American photographer (1947–2023)

Cary Wolinsky (October 14, 1947 - June 23, 2023) was a photojournalist and art photographer. He was best known for his photographic stories published regularly in National Geographic magazine starting in 1972.

== Early life and education ==
Wolinsky grew up in Jeannette, Pennsylvania, a glass-manufacturing town. His father was a photographer in Europe throughout World War II. At age twelve, Cary Wolinsky was making photographs of his hometown and creating prints in his basement darkroom.

In 1965, Wolinsky entered the photojournalism program at Boston University.

== Photography career ==
Wolinsky began working as a news photographer for The Boston Globe in 1968.

In 1972, he was a freelance photo-story provider to several magazines and became a contract photographer for National Geographic magazine in the mid 1980s.

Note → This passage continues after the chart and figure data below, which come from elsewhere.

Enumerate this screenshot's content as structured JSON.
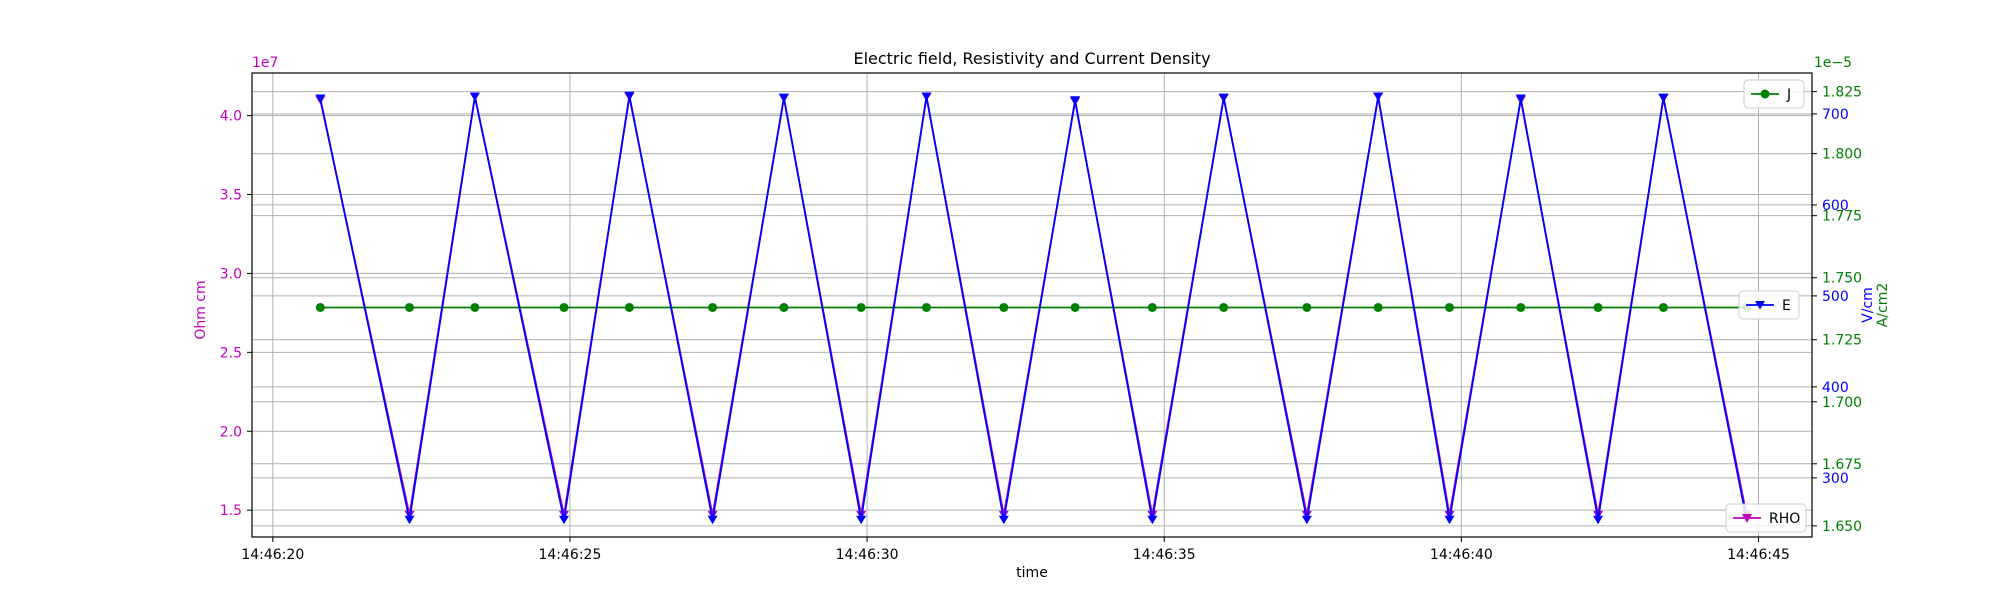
{
  "chart_data": {
    "type": "line",
    "title": "Electric field, Resistivity and Current Density",
    "xlabel": "time",
    "x_ticks": [
      "14:46:20",
      "14:46:25",
      "14:46:30",
      "14:46:35",
      "14:46:40",
      "14:46:45"
    ],
    "x_range_seconds_after_14_46_20": [
      -0.35,
      25.9
    ],
    "grid": true,
    "axes": {
      "rho": {
        "ylabel": "Ohm cm",
        "color": "#bf00bf",
        "offset_label": "1e7",
        "ylim": [
          1.33,
          4.27
        ],
        "ticks": [
          "1.5",
          "2.0",
          "2.5",
          "3.0",
          "3.5",
          "4.0"
        ],
        "tick_values": [
          1.5,
          2.0,
          2.5,
          3.0,
          3.5,
          4.0
        ]
      },
      "e": {
        "ylabel": "V/cm",
        "color": "#0000ff",
        "ylim": [
          235,
          745
        ],
        "ticks": [
          "300",
          "400",
          "500",
          "600",
          "700"
        ],
        "tick_values": [
          300,
          400,
          500,
          600,
          700
        ]
      },
      "j": {
        "ylabel": "A/cm2",
        "color": "#008000",
        "offset_label": "1e−5",
        "ylim": [
          1.6455,
          1.8325
        ],
        "ticks": [
          "1.650",
          "1.675",
          "1.700",
          "1.725",
          "1.750",
          "1.775",
          "1.800",
          "1.825"
        ],
        "tick_values": [
          1.65,
          1.675,
          1.7,
          1.725,
          1.75,
          1.775,
          1.8,
          1.825
        ]
      }
    },
    "series": [
      {
        "name": "RHO",
        "axis": "rho",
        "color": "#bf00bf",
        "marker": "triangle-down",
        "x_seconds": [
          0.8,
          2.3,
          3.4,
          4.9,
          6.0,
          7.4,
          8.6,
          9.9,
          11.0,
          12.3,
          13.5,
          14.8,
          16.0,
          17.4,
          18.6,
          19.8,
          21.0,
          22.3,
          23.4,
          24.8
        ],
        "values": [
          4.1,
          1.47,
          4.12,
          1.47,
          4.12,
          1.47,
          4.11,
          1.47,
          4.12,
          1.47,
          4.09,
          1.47,
          4.11,
          1.47,
          4.12,
          1.47,
          4.1,
          1.47,
          4.11,
          1.47
        ]
      },
      {
        "name": "E",
        "axis": "e",
        "color": "#0000ff",
        "marker": "triangle-down",
        "x_seconds": [
          0.8,
          2.3,
          3.4,
          4.9,
          6.0,
          7.4,
          8.6,
          9.9,
          11.0,
          12.3,
          13.5,
          14.8,
          16.0,
          17.4,
          18.6,
          19.8,
          21.0,
          22.3,
          23.4,
          24.8
        ],
        "values": [
          717,
          254,
          719,
          254,
          720,
          254,
          718,
          254,
          719,
          254,
          715,
          254,
          718,
          254,
          719,
          254,
          717,
          254,
          718,
          254
        ]
      },
      {
        "name": "J",
        "axis": "j",
        "color": "#008000",
        "marker": "circle",
        "x_seconds": [
          0.8,
          2.3,
          3.4,
          4.9,
          6.0,
          7.4,
          8.6,
          9.9,
          11.0,
          12.3,
          13.5,
          14.8,
          16.0,
          17.4,
          18.6,
          19.8,
          21.0,
          22.3,
          23.4,
          24.8
        ],
        "values": [
          1.738,
          1.738,
          1.738,
          1.738,
          1.738,
          1.738,
          1.738,
          1.738,
          1.738,
          1.738,
          1.738,
          1.738,
          1.738,
          1.738,
          1.738,
          1.738,
          1.738,
          1.738,
          1.738,
          1.738
        ]
      }
    ],
    "legends": [
      {
        "name": "J",
        "placement": "upper-right"
      },
      {
        "name": "E",
        "placement": "center-right"
      },
      {
        "name": "RHO",
        "placement": "lower-right"
      }
    ]
  }
}
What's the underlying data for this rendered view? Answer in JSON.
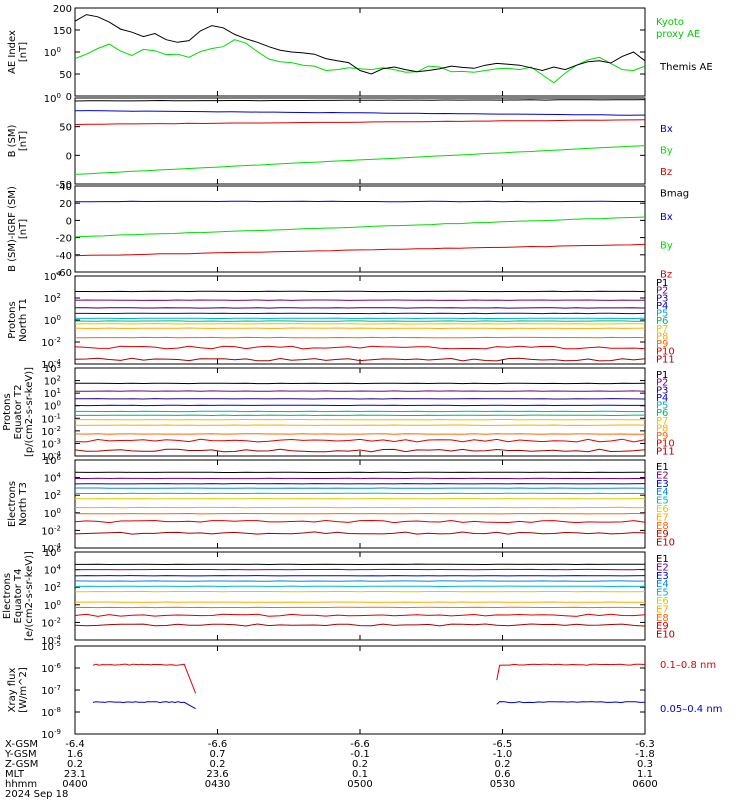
{
  "chart_data": [
    {
      "type": "line",
      "ylabel": "AE Index\n[nT]",
      "ylim": [
        0,
        200
      ],
      "yticks": [
        "0",
        "50",
        "100",
        "150",
        "200"
      ],
      "x": [
        0,
        0.02,
        0.04,
        0.06,
        0.08,
        0.1,
        0.12,
        0.14,
        0.16,
        0.18,
        0.2,
        0.22,
        0.24,
        0.26,
        0.28,
        0.3,
        0.32,
        0.34,
        0.36,
        0.38,
        0.4,
        0.42,
        0.44,
        0.46,
        0.48,
        0.5,
        0.52,
        0.54,
        0.56,
        0.58,
        0.6,
        0.62,
        0.64,
        0.66,
        0.68,
        0.7,
        0.72,
        0.74,
        0.76,
        0.78,
        0.8,
        0.82,
        0.84,
        0.86,
        0.88,
        0.9,
        0.92,
        0.94,
        0.96,
        0.98,
        1.0
      ],
      "series": [
        {
          "name": "Kyoto\nproxy AE",
          "color": "#00dd00",
          "values": [
            85,
            95,
            108,
            118,
            102,
            92,
            106,
            103,
            94,
            95,
            88,
            101,
            108,
            112,
            128,
            120,
            101,
            84,
            78,
            76,
            70,
            68,
            58,
            60,
            64,
            62,
            60,
            64,
            60,
            54,
            55,
            68,
            66,
            55,
            56,
            54,
            58,
            62,
            63,
            60,
            66,
            48,
            30,
            52,
            70,
            82,
            88,
            74,
            60,
            58,
            68
          ]
        },
        {
          "name": "Themis AE",
          "color": "#000000",
          "values": [
            170,
            185,
            180,
            168,
            152,
            145,
            135,
            142,
            128,
            122,
            126,
            148,
            160,
            155,
            140,
            130,
            122,
            112,
            104,
            100,
            98,
            95,
            85,
            80,
            76,
            58,
            50,
            62,
            66,
            60,
            55,
            58,
            62,
            68,
            65,
            63,
            70,
            74,
            72,
            70,
            64,
            58,
            66,
            60,
            70,
            78,
            80,
            75,
            90,
            100,
            80
          ]
        }
      ],
      "legend": [
        "Kyoto\nproxy AE",
        "Themis AE"
      ]
    },
    {
      "type": "line",
      "ylabel": "B (SM)\n[nT]",
      "ylim": [
        -50,
        100
      ],
      "yticks": [
        "-50",
        "0",
        "50",
        "100"
      ],
      "series": [
        {
          "name": "Bx",
          "color": "#0000cc",
          "start": 78,
          "end": 70
        },
        {
          "name": "By",
          "color": "#00dd00",
          "start": -33,
          "end": 17
        },
        {
          "name": "Bz",
          "color": "#dd0000",
          "start": 54,
          "end": 62
        },
        {
          "name": "Bmag",
          "color": "#000000",
          "start": 95,
          "end": 97
        }
      ]
    },
    {
      "type": "line",
      "ylabel": "B (SM)-IGRF (SM)\n[nT]",
      "ylim": [
        -60,
        40
      ],
      "yticks": [
        "-60",
        "-40",
        "-20",
        "0",
        "20",
        "40"
      ],
      "series": [
        {
          "name": "Bx",
          "color": "#0000cc",
          "start": 22,
          "end": 22
        },
        {
          "name": "By",
          "color": "#00dd00",
          "start": -19,
          "end": 4
        },
        {
          "name": "Bz",
          "color": "#dd0000",
          "start": -41,
          "end": -28
        }
      ]
    },
    {
      "type": "line",
      "ylabel": "Protons\nNorth T1",
      "ylog": [
        -4,
        4
      ],
      "yticks": [
        "10-4",
        "10-2",
        "100",
        "102",
        "104"
      ],
      "channels": [
        "P1",
        "P2",
        "P3",
        "P4",
        "P5",
        "P6",
        "P7",
        "P8",
        "P9",
        "P10",
        "P11"
      ],
      "levels": [
        2.6,
        1.8,
        1.1,
        0.6,
        0.15,
        -0.1,
        -0.35,
        -0.75,
        -1.6,
        -2.5,
        -3.6
      ]
    },
    {
      "type": "line",
      "ylabel": "Protons\nEquator T2\n[p/(cm2-s-sr-keV)]",
      "ylog": [
        -4,
        4
      ],
      "yticks": [
        "10-4",
        "10-3",
        "10-2",
        "10-1",
        "100",
        "101",
        "102",
        "103"
      ],
      "channels": [
        "P1",
        "P2",
        "P3",
        "P4",
        "P5",
        "P6",
        "P7",
        "P8",
        "P9",
        "P10",
        "P11"
      ],
      "levels": [
        2.6,
        1.9,
        1.2,
        0.6,
        0.05,
        -0.3,
        -0.7,
        -1.2,
        -2.0,
        -2.6,
        -3.5
      ]
    },
    {
      "type": "line",
      "ylabel": "Electrons\nNorth T3",
      "ylog": [
        -4,
        6
      ],
      "yticks": [
        "10-4",
        "10-2",
        "100",
        "102",
        "104",
        "106"
      ],
      "channels": [
        "E1",
        "E2",
        "E3",
        "E4",
        "E5",
        "E6",
        "E7",
        "E8",
        "E9",
        "E10"
      ],
      "levels": [
        4.6,
        3.9,
        3.3,
        2.8,
        2.2,
        1.6,
        0.6,
        -0.1,
        -1.0,
        -2.3
      ]
    },
    {
      "type": "line",
      "ylabel": "Electrons\nEquator T4\n[e/(cm2-s-sr-keV)]",
      "ylog": [
        -4,
        6
      ],
      "yticks": [
        "10-4",
        "10-2",
        "100",
        "102",
        "104",
        "106"
      ],
      "channels": [
        "E1",
        "E2",
        "E3",
        "E4",
        "E5",
        "E6",
        "E7",
        "E8",
        "E9",
        "E10"
      ],
      "levels": [
        4.6,
        4.0,
        3.3,
        2.7,
        2.1,
        1.5,
        0.3,
        -0.3,
        -1.2,
        -2.3
      ]
    },
    {
      "type": "line",
      "ylabel": "Xray flux\n[W/m^2]",
      "ylog": [
        -9,
        -5
      ],
      "yticks": [
        "10-9",
        "10-8",
        "10-7",
        "10-6",
        "10-5"
      ],
      "series": [
        {
          "name": "0.1–0.8 nm",
          "color": "#dd0000",
          "level": -5.85
        },
        {
          "name": "0.05–0.4 nm",
          "color": "#0000cc",
          "level": -7.55
        }
      ]
    }
  ],
  "channel_colors": {
    "P": [
      "#000000",
      "#770077",
      "#220088",
      "#0000dd",
      "#00aadd",
      "#00bb66",
      "#ddcc00",
      "#ffaa00",
      "#ff6600",
      "#dd0000",
      "#aa0000"
    ],
    "E": [
      "#000000",
      "#770077",
      "#0000cc",
      "#0088dd",
      "#00bbbb",
      "#ddcc00",
      "#ffaa00",
      "#ff6600",
      "#dd0000",
      "#aa0000"
    ]
  },
  "xaxis": {
    "rows": [
      {
        "label": "X-GSM",
        "values": [
          "-6.4",
          "-6.6",
          "-6.6",
          "-6.5",
          "-6.3"
        ]
      },
      {
        "label": "Y-GSM",
        "values": [
          "1.6",
          "0.7",
          "-0.1",
          "-1.0",
          "-1.8"
        ]
      },
      {
        "label": "Z-GSM",
        "values": [
          "0.2",
          "0.2",
          "0.2",
          "0.2",
          "0.3"
        ]
      },
      {
        "label": "MLT",
        "values": [
          "23.1",
          "23.6",
          "0.1",
          "0.6",
          "1.1"
        ]
      },
      {
        "label": "hhmm",
        "values": [
          "0400",
          "0430",
          "0500",
          "0530",
          "0600"
        ]
      }
    ],
    "date": "2024 Sep 18"
  }
}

For a 1988 story on wool published in National Geographic, he wanted to show what a season’s growth of wool on a sheep looked like. He commissioned a professional sheep shearer in Australia to carefully clip one side of a sheep to create a profile view to make the point. The first half-sheared, lopsided sheep toppled over. The 30th sheep shearing worked well and the photograph was used as the lead shot in the article.

Wolinsky's fine art prints have been acquired and exhibited by many museums including Boston’s Museum of Fine Arts, the Cleveland Museum of Art, and the Fogg Museum.